Hiermee heb ik antwoord gegeven op de schriftelijke vragen die zijn gesteld door mevrouw Leijten. Ik kijk nog even naar de aanvullende vragen die zijn gesteld. Een vraag was: waarom is het nodig om een Europese variant van de DigiD te hebben? De verordening zorgt niet voor een Europese variant van de DigiD. De DigiD is namelijk een inlogmiddel waarmee je bij de overheid in Nederland kunt inloggen om te zorgen dat je op een veilige manier daarmee zaken kunt doen, bijvoorbeeld je belastingen indienen of een nieuw paspoort aanvragen. Deze verordening is dus niet een tool of variant van een wallet.
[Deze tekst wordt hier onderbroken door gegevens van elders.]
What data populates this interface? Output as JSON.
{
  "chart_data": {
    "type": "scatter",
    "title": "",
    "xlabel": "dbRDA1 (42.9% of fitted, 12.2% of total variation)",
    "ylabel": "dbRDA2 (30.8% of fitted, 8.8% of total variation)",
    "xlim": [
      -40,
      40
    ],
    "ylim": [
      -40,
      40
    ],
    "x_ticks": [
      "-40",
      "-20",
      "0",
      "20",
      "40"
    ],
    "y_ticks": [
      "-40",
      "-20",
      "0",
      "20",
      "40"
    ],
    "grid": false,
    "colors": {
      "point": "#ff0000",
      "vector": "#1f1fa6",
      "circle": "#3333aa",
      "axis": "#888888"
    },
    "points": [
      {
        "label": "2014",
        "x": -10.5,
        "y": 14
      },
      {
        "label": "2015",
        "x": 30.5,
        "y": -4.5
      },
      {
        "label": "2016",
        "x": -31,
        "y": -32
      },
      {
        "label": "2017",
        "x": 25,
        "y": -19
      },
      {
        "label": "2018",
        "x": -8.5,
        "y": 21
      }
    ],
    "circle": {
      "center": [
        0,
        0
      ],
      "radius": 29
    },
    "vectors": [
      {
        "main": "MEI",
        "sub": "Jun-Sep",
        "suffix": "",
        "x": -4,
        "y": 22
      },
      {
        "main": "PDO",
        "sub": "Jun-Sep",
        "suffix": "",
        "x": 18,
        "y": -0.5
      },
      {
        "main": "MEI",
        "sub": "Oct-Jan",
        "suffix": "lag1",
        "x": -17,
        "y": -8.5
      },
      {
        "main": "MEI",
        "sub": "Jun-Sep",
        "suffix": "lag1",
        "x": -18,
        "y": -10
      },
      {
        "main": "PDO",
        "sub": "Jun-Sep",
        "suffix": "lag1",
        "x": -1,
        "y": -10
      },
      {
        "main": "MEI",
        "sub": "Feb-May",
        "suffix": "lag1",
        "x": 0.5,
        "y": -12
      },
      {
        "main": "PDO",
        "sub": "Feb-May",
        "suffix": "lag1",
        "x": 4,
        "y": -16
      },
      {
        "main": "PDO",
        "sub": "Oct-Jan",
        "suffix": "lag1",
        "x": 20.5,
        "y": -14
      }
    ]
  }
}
Wij zorgen met deze verordening er juist voor dat het mogelijk is om gegevens te verzamelen en die op een veilige manier te bewaren en ook te delen, net zoals je dat met je bankpas in de hele EU kan doen, maar er niet één bankpas is.

Dan was er nog de vraag waarom Nederland ervoor gekozen heeft om al aan de slag te gaan met de Nederlandse variant van de wallet of datakluis. Dat is een experiment dat we nu uitvoeren. Wij doen ons best om te proberen de bescherming van persoonsgegevens van mensen en de toegankelijkheid en betrouwbaarheid van wallets vorm te geven. Om die reden vinden wij het belangrijk — we hebben dat ook eerder in debatten gewisseld — dat er in ieder geval een overheidswallet komt, die we in Nederland ontwikkelen en die de Nederlandse overheid zal uitgeven. Wij vinden het belangrijk om daarmee voor bescherming te zorgen, ervoor te zorgen dat het gemak er is en dat er regie is over data. Het gaat er ook om dat die wallet voldoet aan alle vereisten die uw Kamer daaraan wil stellen en die wij er ook vanuit het kabinet aan willen stellen.

We experimenteren daarmee, omdat we juist goed willen bekijken hoe we daarmee nog beter kunnen bekijken welke richtlijnen nodig zijn om in te voeren bij de implementatie van deze wallet en meer invloed kunnen uitoefenen waar dat nog nodig is in de Europese onderhandelingen.

Dat waren volgens mij de aanvullende vragen die zijn gesteld.

De voorzitter:

Prima. Tot zover de eerste termijn. Dan geef ik graag weer het woord aan de interpellant, mevrouw Leijten. Vanaf dit moment zijn interrupties weer mogelijk.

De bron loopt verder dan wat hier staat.